I’ve been working with CFNetwork to create a client application for iPad, it is a small application, nothing fancy.
This is how I create the connection to the server (running in windows).
- (void) startConnection
{
char ip[] = "192.168.0.244";
NSString *ipAddress = [[NSString alloc] initWithCString:ip];
/* Build our socket context; this ties an instance of self to the socket */
CFSocketContext CTX = { 0, self, NULL, NULL, NULL };
/* Create the server socket as a TCP IPv4 socket and set a callback */
/* for calls to the socket's lower-level connect() function */
TCPClient = CFSocketCreate(NULL, PF_INET, SOCK_STREAM, IPPROTO_TCP,
kCFSocketDataCallBack, (CFSocketCallBack)DataCallBack, &CTX);
if (TCPClient == NULL)
return;
/* Set the port and address we want to listen on */
struct sockaddr_in addr;
memset(&addr, 0, sizeof(addr));
addr.sin_len = sizeof(addr);
addr.sin_family = AF_INET;
addr.sin_port = htons(PORT);// PORT = 5001
addr.sin_addr.s_addr = inet_addr([ipAddress UTF8String]);
CFDataRef connectAddr = CFDataCreate(NULL, (unsigned char *)&addr, sizeof(addr));
CFSocketConnectToAddress(TCPClient, connectAddr, -1);
CFRunLoopSourceRef sourceRef =
CFSocketCreateRunLoopSource(kCFAllocatorDefault, TCPClient, 0);
CFRunLoopAddSource(CFRunLoopGetCurrent(), sourceRef, kCFRunLoopCommonModes);
CFRelease(sourceRef);
CFRunLoopRun();
}
As you can see, when I create the server socket I register a callback to listen to incoming data from the server.

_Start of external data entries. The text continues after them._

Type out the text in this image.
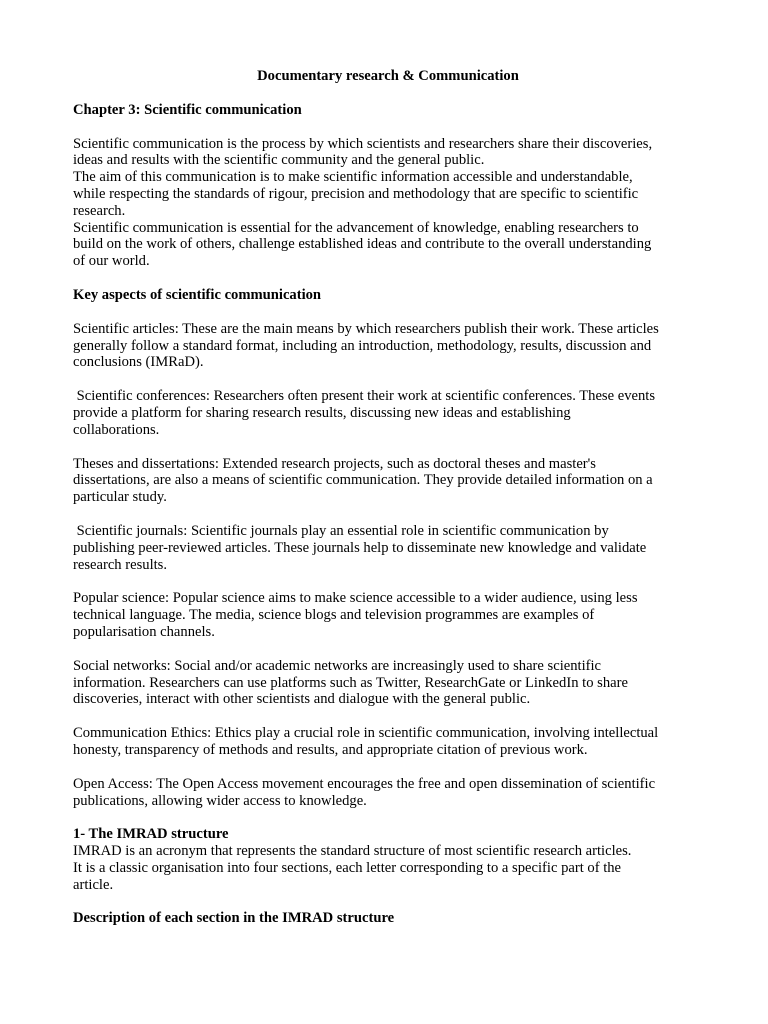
Documentary research & Communication
Chapter 3: Scientific communication
Scientific communication is the process by which scientists and researchers share their discoveries,
ideas and results with the scientific community and the general public.
The aim of this communication is to make scientific information accessible and understandable,
while respecting the standards of rigour, precision and methodology that are specific to scientific
research.
Scientific communication is essential for the advancement of knowledge, enabling researchers to
build on the work of others, challenge established ideas and contribute to the overall understanding
of our world.
Key aspects of scientific communication
Scientific articles: These are the main means by which researchers publish their work. These articles
generally follow a standard format, including an introduction, methodology, results, discussion and
conclusions (IMRaD).
Scientific conferences: Researchers often present their work at scientific conferences. These events
provide a platform for sharing research results, discussing new ideas and establishing
collaborations.
Theses and dissertations: Extended research projects, such as doctoral theses and master's
dissertations, are also a means of scientific communication. They provide detailed information on a
particular study.
Scientific journals: Scientific journals play an essential role in scientific communication by
publishing peer-reviewed articles. These journals help to disseminate new knowledge and validate
research results.
Popular science: Popular science aims to make science accessible to a wider audience, using less
technical language. The media, science blogs and television programmes are examples of
popularisation channels.
Social networks: Social and/or academic networks are increasingly used to share scientific
information. Researchers can use platforms such as Twitter, ResearchGate or LinkedIn to share
discoveries, interact with other scientists and dialogue with the general public.
Communication Ethics: Ethics play a crucial role in scientific communication, involving intellectual
honesty, transparency of methods and results, and appropriate citation of previous work.
Open Access: The Open Access movement encourages the free and open dissemination of scientific
publications, allowing wider access to knowledge.
1- The IMRAD structure
IMRAD is an acronym that represents the standard structure of most scientific research articles.
It is a classic organisation into four sections, each letter corresponding to a specific part of the
article.
Description of each section in the IMRAD structure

Then I use the CFRunLoopAddSource(…) and CFRunLoopRun() methods to have this callback listen in the background.
Now, this is how it looks my send method
- (void) send
{
if (TCPClient == NULL)
return;
Byte byteData[3];
for (int i = 1; i <= 25; i++) {
receivedLastAnswer = NO;
globalPos = i;
byteData[0] = i;
byteData[1] = 4;
byteData[2] = 0;
int len = 3;//strlen(byte)+1;
CFDataRef refData = CFDataCreate(kCFAllocatorDefault, byteData, len);
CFSocketSendData(TCPClient, NULL, refData, 0);
while (!receivedLastAnswer) {
//this while is to wait until a response is send by the server
}
}
}
What I want to do is send a command to the server (the 3 bytes array you see is the command) and wait for the server to respond before sending the next command, to do this I use a while, the variable “receivedLastAnswer” is a flag that is set when my DataCallBack method is invoked, so if the server responds, the callback is invoked, it sets the flag to true and thus the while exits and the next command is send.
Of course this is not how I intend to leave the code, this is just for testing and to see if it works, cause later I will have to add another condition to the while, a timeout condition, in case the server doesn’t respond at all.
Now, my problem is that my application, the client, is not firing the callback method, and thus it just cycles infinitely; I think the reason for not firing the callback is because the application is busy in the while cycle, in fact if I remove the cycle, the callback is fired, but this doesn’t makes sense to me because isn’t the callback method supposed to be running on a different thread (isn’t that the purpose of CFRunLoopRun()?) and because it is running in a different thread it shouldn’t matter that the main thread be in a cycle or am I completely misunderstanding how this works?
Also, I tried not using a while cycle, but a Sleep() function, but it is the same, no callback is fired.
Do you have any idea why this may be happening or how can I accomplish this,
Thanks.
Well I think that in deed my data Callback wont be called if the main thread is busy or blocked, so what I did was to leave the Callback method on the main thread and put my send method in another thread, it worked pretty well actually, however I’m still wandering if there would be another way, but for now it does what I need so I’m going to stick to it.